Cook admitted that Apple can’t go into the enterprise market alone, and that partnerships with enterprise software companies were pivotal. The CEO mentioned Apple’s recent partnerships with IBM, Cisco, Microsoft and Box as ways to tap into the “deep vertical knowledge” and expertise required to make business-specific apps for different industries.
“If you think back in time, Apple and IBM were foes,” Cook said. “Apple and Microsoft still compete, but we can partner on more things than we compete on. And that’s what customers want. [Apple users] love Office, and they want it to work on Mac better than it works on Windows, and it should.”
During Apple’s last event on September 9, Microsoft presented new Office features for the just-announced iPad Pro.
“I’m not a believer of holding grudges,” Cook continued. “Having as many friends as you can, you can deliver much better solutions, and that's what the enterprise wants us to do. Companies want to partner with other companies that are part of an ecosystem, not on an island by themselves. The island days are gone.”
Cook also noted that today customers are “inherently blending” their personal and work lives together, and that’s why features like Handoff and Continuity were implemented to work seamlessly between Macs, iPhones, iPads and even now the Apple Watch.

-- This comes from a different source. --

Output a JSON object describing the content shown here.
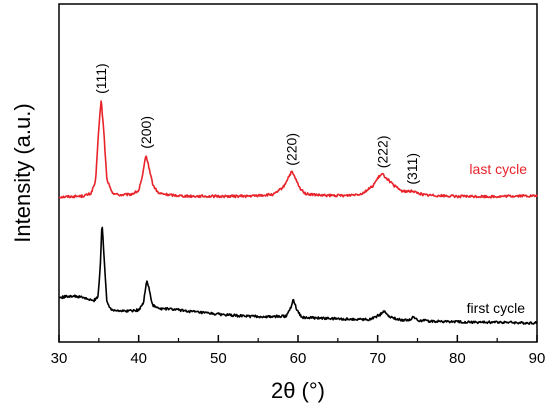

But this blending of work streams between devices doesn’t mean that Apple will start blending iOS and OS X.
“We have no intention of blending operating systems,” Cook said, adding that to do so would subtract from both.
When Levie asked the Apple CEO why the enterprise market would veer towards using iOS over Android, Cook said point-blank, “Because you want to pick the best product.”
Cook said iOS devices were built with security in mind and are not as fragmented as Android, so it’s easier to get everyone running the same operating system.
Cook also mentioned that Apple’s new iPhone Upgrade Plan was off to an “incredible start,” but would have to wait until the company's earnings report next month to disclose the exact figures.